Bagi mereka yang kuat mengemban values
kemanusiaan menggunakan internet untuk kemaslahatan manusia tentu akan
berdampak positif yang sangat luas, namun bagi yang hanya berorientasi praktis,
pragmatis, bahkan cenderung tidak produktif bisa jadi menggunakannya hanya
untuk kepuasan dan target-target pribadi yang sempit.
Menurut Rhenald Kasali (2018: 120)
hadirnya internet melahirkan fenomena baru yang mampu memberikan kualitas yang
sangat powerful. Proses digitalisasi berbagai sektor semakin massif
karena hampir semua orang tersambung satu dengan lainnya dengan berbagai
kepentingan.
STAI Sebagai institusi pendidikan Islam yang di dalamnya
banyak variabel saling terkait tidak akan bisa melepaskan diri dari kehadiran
internet sebagai salah satu instrumen untuk mengembangkan misinya sebagai perguruan tinggi yang unggul dan
kompetitif dalam kancah interaksi global. Peran dan fungsi STAI diharapkan
mampu menjawab problem kehidupan dalam konteks lebih luas dan kongkrit. Di
samping upaya menyiapkan mahasiswa yang memiliki karakteristik kekuatan iman,
kemuliaan sikap dan perilaku, keilmuan yang komprehensif, juga diharapkan
menjadi sosok yang kokoh menghadapi tantangan perubahan sehingga dapat
berkontribusi memberikan solusi bagi sekitar.
Wisuda merupakan proses seremoni cukup sakral sebagai bagian dari legitimasi
akhir sebuah perjalanan akademik yang cukup panjang, melelahkan, bahkan mungkin
menghadapi banyak kendala dan rintangan. Semua itu telah terlewati dengan baik,
karena bisa jadi banyak diantara mahasiswa lainnya tidak dapat mencapai momen
yang sangat berharga ini.
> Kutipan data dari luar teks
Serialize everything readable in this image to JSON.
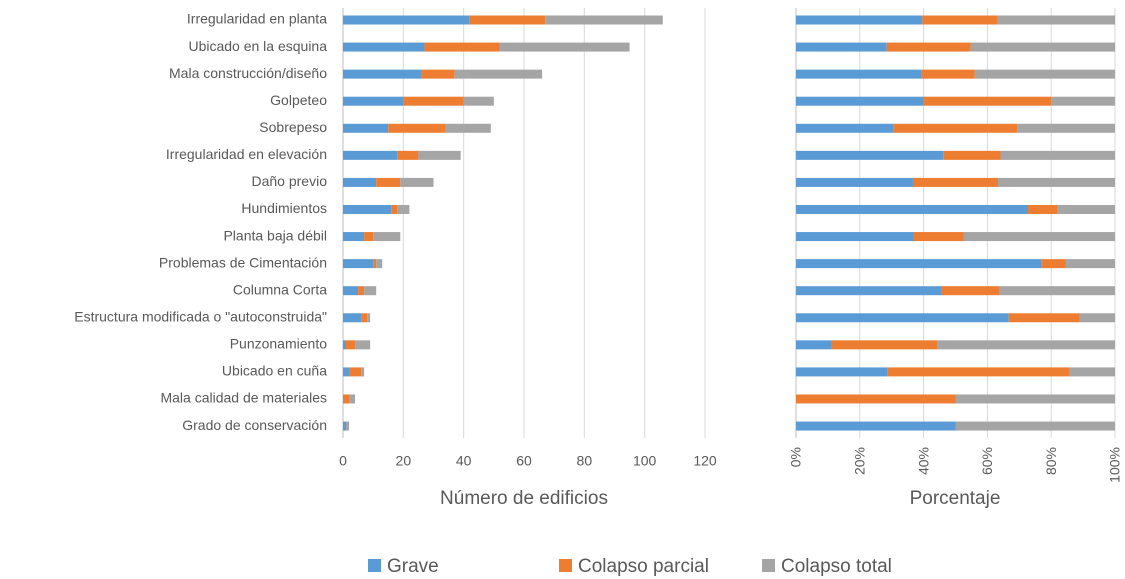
{
  "chart_data": {
    "type": "stacked_bar",
    "categories": [
      "Irregularidad en planta",
      "Ubicado en la esquina",
      "Mala construcción/diseño",
      "Golpeteo",
      "Sobrepeso",
      "Irregularidad en elevación",
      "Daño previo",
      "Hundimientos",
      "Planta baja débil",
      "Problemas de Cimentación",
      "Columna Corta",
      "Estructura modificada o \"autoconstruida\"",
      "Punzonamiento",
      "Ubicado en cuña",
      "Mala calidad de materiales",
      "Grado de conservación"
    ],
    "series": [
      {
        "name": "Grave",
        "color": "#5b9bd5",
        "values": [
          42,
          27,
          26,
          20,
          15,
          18,
          11,
          16,
          7,
          10,
          5,
          6,
          1,
          2,
          0,
          1
        ]
      },
      {
        "name": "Colapso parcial",
        "color": "#ed7d31",
        "values": [
          25,
          25,
          11,
          20,
          19,
          7,
          8,
          2,
          3,
          1,
          2,
          2,
          3,
          4,
          2,
          0
        ]
      },
      {
        "name": "Colapso total",
        "color": "#a5a5a5",
        "values": [
          39,
          43,
          29,
          10,
          15,
          14,
          11,
          4,
          9,
          2,
          4,
          1,
          5,
          1,
          2,
          1
        ]
      }
    ],
    "xlabel": "Número de edificios",
    "xlim": [
      0,
      120
    ],
    "xticks": [
      0,
      20,
      40,
      60,
      80,
      100,
      120
    ],
    "grid": true,
    "percent_panel": {
      "xlabel": "Porcentaje",
      "xlim": [
        0,
        100
      ],
      "xticks": [
        {
          "value": 0,
          "label": "0%"
        },
        {
          "value": 20,
          "label": "20%"
        },
        {
          "value": 40,
          "label": "40%"
        },
        {
          "value": 60,
          "label": "60%"
        },
        {
          "value": 80,
          "label": "80%"
        },
        {
          "value": 100,
          "label": "100%"
        }
      ]
    },
    "legend": "bottom"
  }
}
Sebagai seorang akademisi, wisudawan dan wisudawati
yang hari ini telah dikukuhkan diharapkan mampu mengembangkan knowledge and
values secara inovatif dan menerapkannya ke ruang-ruang masyarakat yang
memerlukannya.
INTEGRASI
NILAI-NILAI ALQURAN
Perguruan Tinggi merupakan pusat produksi,
penyebaran dan pengembangan ilmu pengetahuan yang berperan sangat penting di
era milenium baru, era revolusi
informasi yang dalam pandangan Bill Gates era ini ditandai dengan ciri khusus adanya
akselerasi teknologi informasi. Kita tengah memasuki era revolusi industri 4.0 yakni
era terjadinya revolusi dalam bidang digital. Di era ini terjadi proses
digitalisasi pada segenap aspek kehidupan manusia. Perubahan yang sangat
signifikan terjadi dari teknologi mekanik dan elektronik sampai pada teknologi
digital berbasis jaringan nirkabel.
Di Indonesia peran perguruan tinggi mulai
ditunjukkan sejak kebangkitan nasional pertama sampai zaman revolusi
kemerdekaan, dan berlanjut terus di masa orde baru hingga saat ini. Kontribusinya
menentukan perjalanan hidup bangsa dan negara tidak terelakan.
Peran
strategis ini menuntut proses akademik Perguruan Tinggi yang akuntabel,
produktif, dan menuntut implementasi nilai-nilai luhur sebagaimana visi dan
misi yang disepakati. Tentu internalisasi nilai-nilai alquran akan menentukan
warna dan corak berpikir dan berperilaku setiap alumni yang diluluskan.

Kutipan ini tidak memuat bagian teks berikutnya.